Aniversario del primer gobierno obrero *

A pesar de que el proletariado estaba dividido en numerosas sectas, la Comuna fue un ejemplo brillante de la unanimidad con que el proletariado supo cumplir las tareas democráticas que la burguesía sólo podía proclamar de palabra"


"Los proletarios de París, en medio de los fracasos y las traiciones de las clases dominantes, se han dado cuenta de que ha llegado la hora de salvar la situación tomando en sus manos la dirección de los asuntos públicos… Han comprendido que es su deber imperioso y su derecho indiscutible hacerse dueños de sus propios destinos, tomando el Poder."
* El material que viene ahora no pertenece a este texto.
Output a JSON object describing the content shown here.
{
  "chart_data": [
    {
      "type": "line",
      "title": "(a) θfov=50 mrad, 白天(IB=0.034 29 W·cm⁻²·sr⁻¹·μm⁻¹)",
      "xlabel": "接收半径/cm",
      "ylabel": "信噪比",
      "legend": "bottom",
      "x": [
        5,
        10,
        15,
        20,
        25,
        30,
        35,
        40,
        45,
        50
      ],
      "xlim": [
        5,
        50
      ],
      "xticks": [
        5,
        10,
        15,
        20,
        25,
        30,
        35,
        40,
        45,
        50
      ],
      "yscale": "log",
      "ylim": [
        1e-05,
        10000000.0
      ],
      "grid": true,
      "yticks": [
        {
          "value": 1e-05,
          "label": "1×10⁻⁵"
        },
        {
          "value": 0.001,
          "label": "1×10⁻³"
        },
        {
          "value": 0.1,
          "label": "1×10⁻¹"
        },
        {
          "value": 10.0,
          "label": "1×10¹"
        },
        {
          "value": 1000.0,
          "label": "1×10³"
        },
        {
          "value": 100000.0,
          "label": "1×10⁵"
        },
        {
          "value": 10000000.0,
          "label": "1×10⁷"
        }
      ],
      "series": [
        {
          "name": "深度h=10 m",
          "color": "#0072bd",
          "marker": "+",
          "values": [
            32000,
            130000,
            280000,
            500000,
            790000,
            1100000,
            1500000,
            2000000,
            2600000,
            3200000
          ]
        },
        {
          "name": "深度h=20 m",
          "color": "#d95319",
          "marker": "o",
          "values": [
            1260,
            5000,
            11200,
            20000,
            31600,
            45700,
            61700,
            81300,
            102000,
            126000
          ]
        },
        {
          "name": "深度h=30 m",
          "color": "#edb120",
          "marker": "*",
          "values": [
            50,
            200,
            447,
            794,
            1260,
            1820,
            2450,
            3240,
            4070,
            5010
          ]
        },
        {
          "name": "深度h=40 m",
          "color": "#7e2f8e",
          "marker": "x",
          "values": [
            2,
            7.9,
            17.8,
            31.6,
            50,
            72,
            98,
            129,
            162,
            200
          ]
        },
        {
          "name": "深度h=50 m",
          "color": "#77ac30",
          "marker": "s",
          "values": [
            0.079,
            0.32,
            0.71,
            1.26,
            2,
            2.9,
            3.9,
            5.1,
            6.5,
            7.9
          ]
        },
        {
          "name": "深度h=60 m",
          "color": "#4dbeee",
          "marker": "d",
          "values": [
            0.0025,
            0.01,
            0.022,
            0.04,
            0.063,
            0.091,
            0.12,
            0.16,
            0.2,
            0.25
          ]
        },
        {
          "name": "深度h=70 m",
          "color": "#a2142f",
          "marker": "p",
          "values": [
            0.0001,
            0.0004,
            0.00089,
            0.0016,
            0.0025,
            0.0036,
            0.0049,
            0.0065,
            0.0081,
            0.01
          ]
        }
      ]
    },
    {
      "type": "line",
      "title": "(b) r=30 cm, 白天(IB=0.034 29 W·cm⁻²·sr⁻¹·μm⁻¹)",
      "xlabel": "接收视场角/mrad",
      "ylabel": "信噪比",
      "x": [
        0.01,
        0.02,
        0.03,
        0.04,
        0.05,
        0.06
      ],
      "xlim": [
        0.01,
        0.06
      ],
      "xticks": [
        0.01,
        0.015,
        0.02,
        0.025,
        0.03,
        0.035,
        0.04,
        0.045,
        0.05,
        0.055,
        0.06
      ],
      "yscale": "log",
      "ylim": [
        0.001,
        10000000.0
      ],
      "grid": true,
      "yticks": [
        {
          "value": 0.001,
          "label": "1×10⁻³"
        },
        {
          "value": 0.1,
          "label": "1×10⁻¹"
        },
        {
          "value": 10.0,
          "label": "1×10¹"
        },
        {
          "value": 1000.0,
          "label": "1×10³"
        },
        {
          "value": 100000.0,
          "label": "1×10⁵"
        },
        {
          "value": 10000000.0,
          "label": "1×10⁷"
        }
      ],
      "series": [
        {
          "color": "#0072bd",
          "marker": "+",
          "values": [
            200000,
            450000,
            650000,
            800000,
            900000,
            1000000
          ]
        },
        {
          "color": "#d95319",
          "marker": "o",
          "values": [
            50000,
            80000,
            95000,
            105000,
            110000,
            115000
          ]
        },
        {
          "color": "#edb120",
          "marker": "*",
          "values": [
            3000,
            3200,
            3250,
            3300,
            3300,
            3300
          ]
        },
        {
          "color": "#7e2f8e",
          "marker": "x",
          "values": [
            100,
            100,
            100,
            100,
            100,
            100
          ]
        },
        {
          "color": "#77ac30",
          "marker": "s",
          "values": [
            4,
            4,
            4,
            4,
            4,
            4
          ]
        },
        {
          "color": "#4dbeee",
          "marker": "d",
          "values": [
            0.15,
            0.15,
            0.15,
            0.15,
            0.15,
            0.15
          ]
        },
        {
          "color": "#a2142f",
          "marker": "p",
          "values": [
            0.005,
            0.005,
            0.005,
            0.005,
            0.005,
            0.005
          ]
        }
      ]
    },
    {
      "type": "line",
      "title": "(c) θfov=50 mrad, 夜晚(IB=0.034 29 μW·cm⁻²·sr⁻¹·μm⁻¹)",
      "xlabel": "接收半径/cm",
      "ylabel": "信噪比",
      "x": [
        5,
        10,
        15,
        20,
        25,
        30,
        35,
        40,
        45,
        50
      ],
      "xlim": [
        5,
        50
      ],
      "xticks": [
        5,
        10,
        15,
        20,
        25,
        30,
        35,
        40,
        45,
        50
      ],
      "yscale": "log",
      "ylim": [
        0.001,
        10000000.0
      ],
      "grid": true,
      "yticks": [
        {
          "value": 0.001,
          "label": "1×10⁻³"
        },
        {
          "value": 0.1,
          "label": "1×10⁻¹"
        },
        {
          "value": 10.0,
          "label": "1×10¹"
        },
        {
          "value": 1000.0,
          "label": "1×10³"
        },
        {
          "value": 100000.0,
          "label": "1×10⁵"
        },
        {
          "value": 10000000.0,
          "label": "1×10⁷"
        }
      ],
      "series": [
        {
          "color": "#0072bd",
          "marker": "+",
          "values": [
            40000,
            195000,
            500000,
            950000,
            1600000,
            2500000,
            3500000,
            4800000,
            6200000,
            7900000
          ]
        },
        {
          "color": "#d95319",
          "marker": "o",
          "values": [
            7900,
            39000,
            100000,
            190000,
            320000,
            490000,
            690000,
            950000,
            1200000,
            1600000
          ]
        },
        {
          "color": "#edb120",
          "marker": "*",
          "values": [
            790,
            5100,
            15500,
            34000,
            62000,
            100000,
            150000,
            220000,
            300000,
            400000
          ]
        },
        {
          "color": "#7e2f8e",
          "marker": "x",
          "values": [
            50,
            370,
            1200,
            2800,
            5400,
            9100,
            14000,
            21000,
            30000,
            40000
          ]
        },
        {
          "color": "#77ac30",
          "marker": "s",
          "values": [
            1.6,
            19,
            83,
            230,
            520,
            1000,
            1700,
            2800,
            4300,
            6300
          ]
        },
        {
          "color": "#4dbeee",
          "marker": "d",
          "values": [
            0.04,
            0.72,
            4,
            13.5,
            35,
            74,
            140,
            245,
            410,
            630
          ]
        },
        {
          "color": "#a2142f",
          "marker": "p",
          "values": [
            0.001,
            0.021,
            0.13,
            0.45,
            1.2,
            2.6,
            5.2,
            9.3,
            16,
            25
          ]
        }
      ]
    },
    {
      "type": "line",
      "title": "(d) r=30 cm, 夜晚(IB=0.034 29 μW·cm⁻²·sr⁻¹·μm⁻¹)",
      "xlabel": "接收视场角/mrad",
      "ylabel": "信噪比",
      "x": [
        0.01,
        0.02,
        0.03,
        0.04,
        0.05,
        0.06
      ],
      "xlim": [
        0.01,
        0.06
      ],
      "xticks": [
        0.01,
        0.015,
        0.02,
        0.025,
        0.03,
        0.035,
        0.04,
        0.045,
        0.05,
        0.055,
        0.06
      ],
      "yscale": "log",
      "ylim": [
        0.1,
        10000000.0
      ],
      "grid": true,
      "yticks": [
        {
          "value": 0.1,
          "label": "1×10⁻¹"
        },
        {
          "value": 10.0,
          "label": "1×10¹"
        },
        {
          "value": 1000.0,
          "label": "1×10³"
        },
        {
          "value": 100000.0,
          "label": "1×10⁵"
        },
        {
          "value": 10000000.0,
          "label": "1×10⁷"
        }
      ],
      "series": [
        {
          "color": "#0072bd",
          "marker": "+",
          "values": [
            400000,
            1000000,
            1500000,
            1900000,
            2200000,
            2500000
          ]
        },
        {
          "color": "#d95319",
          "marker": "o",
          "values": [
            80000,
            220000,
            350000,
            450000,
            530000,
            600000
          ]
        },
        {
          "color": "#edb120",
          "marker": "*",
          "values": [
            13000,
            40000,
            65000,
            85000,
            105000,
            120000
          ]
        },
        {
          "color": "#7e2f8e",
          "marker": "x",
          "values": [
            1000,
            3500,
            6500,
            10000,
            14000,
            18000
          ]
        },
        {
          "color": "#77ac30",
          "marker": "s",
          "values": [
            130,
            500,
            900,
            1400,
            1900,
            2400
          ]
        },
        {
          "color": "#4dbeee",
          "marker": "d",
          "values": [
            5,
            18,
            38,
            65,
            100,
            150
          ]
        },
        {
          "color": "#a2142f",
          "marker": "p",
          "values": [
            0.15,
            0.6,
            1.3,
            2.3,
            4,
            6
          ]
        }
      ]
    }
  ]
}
Así reza la declaración del Comité Central de la Guardia Nacional, la milicia popular que se hace cargo del gobierno de Paris el 18 de marzo de 1871, luego de rechazar la entrega de su armamento al gobierno encabezado por Thiers. El general a cargo de la tarea, que debía comenzar con el retiro de los cañones que se encontraban en el barrio de Montmartre, fue fusilado ese mismo día, cuando ordenó tirar contra la multitud que resistía. Los soldados se amotinaron y pasaron a las filas de los insurrectos. Hacía su debut el primer gobierno obrero de la historia, la Comuna de París.


El desarme de la Guardia Nacional era una de las exigencias pactadas por el gobierno "de la defensa nacional", un elenco de liberales y monárquicos que había sustituido a Napoleón III en septiembre de 1870, cuando fue tomado prisionero por los alemanes luego de la batalla de Sedan. La cuestión clave y acuciante era entonces la defensa de la capital y la eventual contraofensiva. Pero "París en armas era la revolución en armas. El triunfo de París sobre el agresor prusiano habría sido el triunfo del obrero francés sobre el capitalista francés y sus parásitos dentro del Estado. En este conflicto entre el deber nacional y el interés de clase, el Gobierno de Defensa Nacional no vaciló un instante en convertirse en un gobierno de traición nacional" (Manifiesto del Consejo General de la Asociación Internacional de los Trabajadores, redactado por Marx). Por eso, en enero de 1871, Thiers firma un armisticio con los alemanes, con las condiciones a cumplir para un tratado de paz con los vencedores, el primero de los cuales era el desarme de la capital.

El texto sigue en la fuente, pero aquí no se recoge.